None of this has helped. All the lights actually work. So I figured it wouldn’t be a short or something would blow. I.E. fuse, wires, etc.
I eliminated the alternator because I had it checked, and if it wasn’t working the battery would die. I take it out for drives and the battery always gets charged and works. It’s all original except those I mentioned and they were changed in the hopes of fixing this problem.

Can you post a picture of the back of your voltmeter?

I suspect that you have the headlight switch somehow connecting to the downstream side of the voltmeter.

1 Like

That’s the most straightforward explanation. For example, were the VM grounded to the headlight rather than directly to ground, it would pick up ground through the headlight filaments when the are switched off, but pick up 12V when they are switched on–providing 12V on both sides of the VM, or zero volts across it.

1 Like

Agree with Andrew. The VM is likely connected to the wrong place, e.g. the light switch somewhere. The wiring diagrams I have show the VM connected to the instrument voltage regulator via green wire for 12v and grounded via black wire.

Right–the input of the IVR, not the output.

1 Like

I again took my alternator into a shop and had it checked out. They tell me it’s fine in good shape.

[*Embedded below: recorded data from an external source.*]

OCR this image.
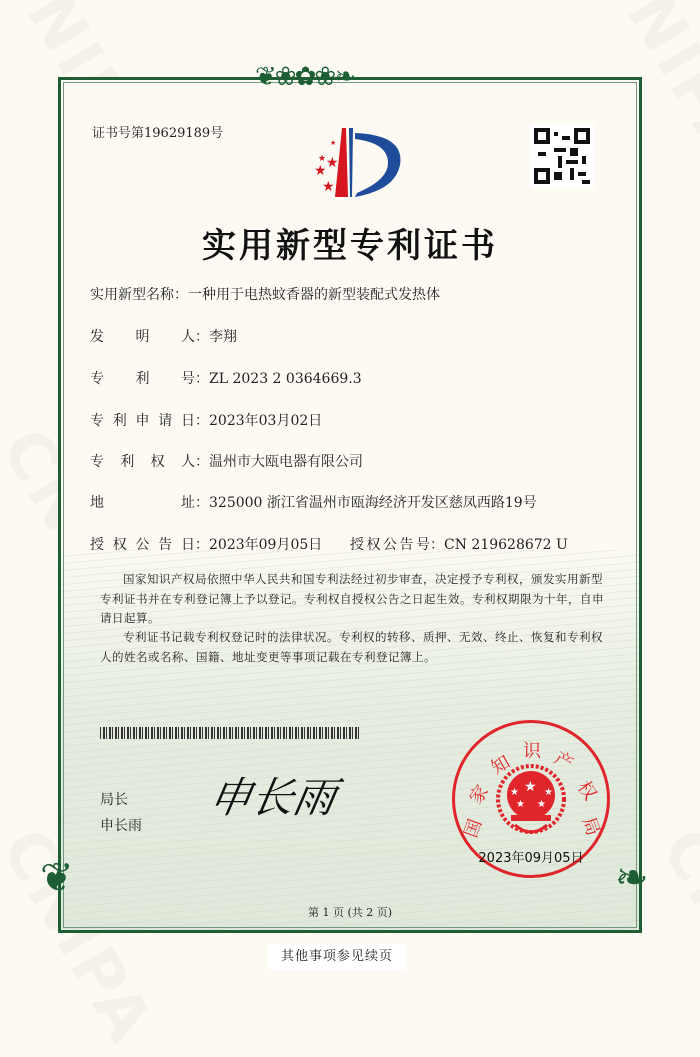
❦❀✿❀❧
❦	❧
证书号第19629189号
★
★
★
★
★
实用新型专利证书
实用新型名称：一种用于电热蚊香器的新型装配式发热体
发明人：李翔
专利号：ZL 2023 2 0364669.3
专利申请日：2023年03月02日
专利权人：温州市大瓯电器有限公司
地址：325000 浙江省温州市瓯海经济开发区慈凤西路19号
授权公告日：2023年09月05日 授权公告号：CN 219628672 U
国家知识产权局依照中华人民共和国专利法经过初步审查，决定授予专利权，颁发实用新型专利证书并在专利登记簿上予以登记。专利权自授权公告之日起生效。专利权期限为十年，自申请日起算。
专利证书记载专利权登记时的法律状况。专利权的转移、质押、无效、终止、恢复和专利权人的姓名或名称、国籍、地址变更等事项记载在专利登记簿上。
局长
申长雨
申长雨
国
家
知
识 产
权
局
★
★	★
★ ★
2023年09月05日
第 1 页 (共 2 页)
其他事项参见续页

If both of you are right (Paul/Andrew) and the problem is the VM somehow grounded to the headlights. I guess I could check that simply by removing the ground (black) on the back of the battery meter and connect that post directly to a ground.
I don’t think it could be an incorrect connection on the other side of the meter. The green goes to the regulator. If that was wrong the oil gauge would have a problem as well because both battery meter and oil have the same connect to the regulator.
Hope this doesn’t sound too confusing.

Good plan for ruling out the ground connection. But to make clear…

Both the oil gauge and the voltmeter should go to ignition +12V. One point for that is the input pin on the regulator. But they don’t really connect to the regulator in the normal sense of that phrase. They could pick up 12V anywhere. The IVR has no role at all.

You want the voltmeter to read battery voltage (when ign switch is on) and not the pulsing regulated output of the IVR. Similarly, unlike the fuel and temp gauges, the OP gauge is powered directly from the battery because its voltage regulator is contained within the OP sender. Neither uses regulated voltage.